Die Modelle, die wie ChatGPT funktionieren sind zum Glück schon von anderen “vortrainiert” worden und verstehen schon “von der Stange” eine ganze Menge, d.h. man fängt nicht bei Null an und braucht dann nicht die Billionen von Trainings- und Testdaten, die das Modell schon schlau gemacht haben. Siehe den Abschnitt über Finetuning. Stelle dir einen Hund vor, der schon vom Züchter stubenrein trainiert wurde und vielleicht einfache Kommandos wie “Sitz” oder “Stop” versteht. Wie der Hund dir die Zeitung zum Sofa bringt oder die Kinder selbstständig von der Schule abholt, das musst du ihm dann aber doch noch beibringen.

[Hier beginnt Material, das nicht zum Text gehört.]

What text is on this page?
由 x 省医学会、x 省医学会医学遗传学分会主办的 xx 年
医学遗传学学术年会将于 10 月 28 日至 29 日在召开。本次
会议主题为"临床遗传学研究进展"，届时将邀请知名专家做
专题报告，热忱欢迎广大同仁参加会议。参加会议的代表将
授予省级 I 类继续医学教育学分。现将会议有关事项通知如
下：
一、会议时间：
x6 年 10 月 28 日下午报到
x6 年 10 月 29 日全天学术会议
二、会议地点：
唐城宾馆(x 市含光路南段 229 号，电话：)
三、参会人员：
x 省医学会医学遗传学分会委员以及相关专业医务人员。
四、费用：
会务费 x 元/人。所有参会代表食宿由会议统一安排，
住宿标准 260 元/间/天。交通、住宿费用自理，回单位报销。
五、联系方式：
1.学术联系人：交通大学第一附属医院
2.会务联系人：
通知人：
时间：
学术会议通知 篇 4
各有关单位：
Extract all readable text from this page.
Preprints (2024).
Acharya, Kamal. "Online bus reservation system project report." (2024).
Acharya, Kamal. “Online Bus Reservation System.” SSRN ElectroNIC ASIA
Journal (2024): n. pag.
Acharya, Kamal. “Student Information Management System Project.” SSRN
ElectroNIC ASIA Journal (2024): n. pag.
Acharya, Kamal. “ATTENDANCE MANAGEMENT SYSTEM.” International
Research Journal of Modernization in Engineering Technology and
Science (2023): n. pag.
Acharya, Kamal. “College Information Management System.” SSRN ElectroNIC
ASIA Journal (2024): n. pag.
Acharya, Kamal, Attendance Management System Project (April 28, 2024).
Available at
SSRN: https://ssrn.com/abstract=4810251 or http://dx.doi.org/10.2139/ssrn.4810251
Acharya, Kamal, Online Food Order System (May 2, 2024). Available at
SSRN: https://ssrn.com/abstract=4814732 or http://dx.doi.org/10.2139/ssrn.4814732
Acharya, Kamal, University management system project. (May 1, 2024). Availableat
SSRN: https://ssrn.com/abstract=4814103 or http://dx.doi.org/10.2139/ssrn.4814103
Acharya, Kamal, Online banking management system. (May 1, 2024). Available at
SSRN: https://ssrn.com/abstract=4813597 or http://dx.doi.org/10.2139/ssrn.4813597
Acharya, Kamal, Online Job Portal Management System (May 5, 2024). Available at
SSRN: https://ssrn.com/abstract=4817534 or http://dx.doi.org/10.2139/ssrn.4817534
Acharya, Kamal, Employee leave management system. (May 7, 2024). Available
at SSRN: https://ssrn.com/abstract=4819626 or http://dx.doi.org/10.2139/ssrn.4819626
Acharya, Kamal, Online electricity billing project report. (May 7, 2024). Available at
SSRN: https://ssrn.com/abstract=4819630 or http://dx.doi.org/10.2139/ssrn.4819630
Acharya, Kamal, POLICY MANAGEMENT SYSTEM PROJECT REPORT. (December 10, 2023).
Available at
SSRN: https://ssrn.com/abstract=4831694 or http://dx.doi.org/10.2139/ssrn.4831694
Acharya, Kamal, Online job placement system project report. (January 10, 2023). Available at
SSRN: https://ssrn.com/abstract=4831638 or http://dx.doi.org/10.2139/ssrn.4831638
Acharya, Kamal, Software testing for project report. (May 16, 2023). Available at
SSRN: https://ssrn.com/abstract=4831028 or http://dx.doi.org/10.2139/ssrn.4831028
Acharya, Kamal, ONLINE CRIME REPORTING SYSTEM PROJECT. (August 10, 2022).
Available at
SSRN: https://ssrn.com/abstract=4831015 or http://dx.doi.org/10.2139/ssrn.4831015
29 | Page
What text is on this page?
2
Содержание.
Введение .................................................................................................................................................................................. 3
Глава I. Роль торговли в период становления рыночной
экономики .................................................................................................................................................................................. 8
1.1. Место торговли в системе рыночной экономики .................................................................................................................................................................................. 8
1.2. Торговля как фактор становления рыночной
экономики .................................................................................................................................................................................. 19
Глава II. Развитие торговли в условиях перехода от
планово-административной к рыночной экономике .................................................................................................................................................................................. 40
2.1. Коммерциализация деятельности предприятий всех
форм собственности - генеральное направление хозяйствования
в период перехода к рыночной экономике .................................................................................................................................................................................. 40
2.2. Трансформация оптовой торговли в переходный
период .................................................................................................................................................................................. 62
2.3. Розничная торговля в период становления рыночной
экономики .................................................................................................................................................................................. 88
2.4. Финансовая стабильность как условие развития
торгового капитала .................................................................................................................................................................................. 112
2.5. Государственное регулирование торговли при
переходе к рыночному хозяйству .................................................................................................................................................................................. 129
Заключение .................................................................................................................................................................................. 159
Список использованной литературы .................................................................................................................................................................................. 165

Oder dir eben eingestehen, dass ein Hund nicht dazu geeignet ist, Kinder von der Schule abzuholen. So in etwas verhält es sich z.B. ChatGPT und dem Einsatz in der Kundenkommunikation. Es ist ein vielseitiges Tool, das vielen Anforderungen gerecht wird – nicht aber den Anforderungen, die man an die Kundenkommunikation von Unternehmen hat.
Mehr zu diesem Thema gibt es im großen Vergleich “moinAI vs. ChatGPT”.
Fazit
Wir sehen: Auch wenn es immer mehr sehr gute, “allgemein-gebildete” große Sprachmodelle (LLMs) gibt, bestimmen die Menge und noch mehr die Qualität von Trainingsdaten auch den Erfolg eines “KI-Ökosystems”. Ein Chatbot, dessen Trainingsdaten mit Erfahrung und Branchenwissen (z.B. E-Commerce, Finance oder Verlage) ausgewählt wurden, erreicht einen deutlich höheren Grad an Automatisierung als ein Bot, der nur mit generischen, unkontrollierten Daten trainiert wurde.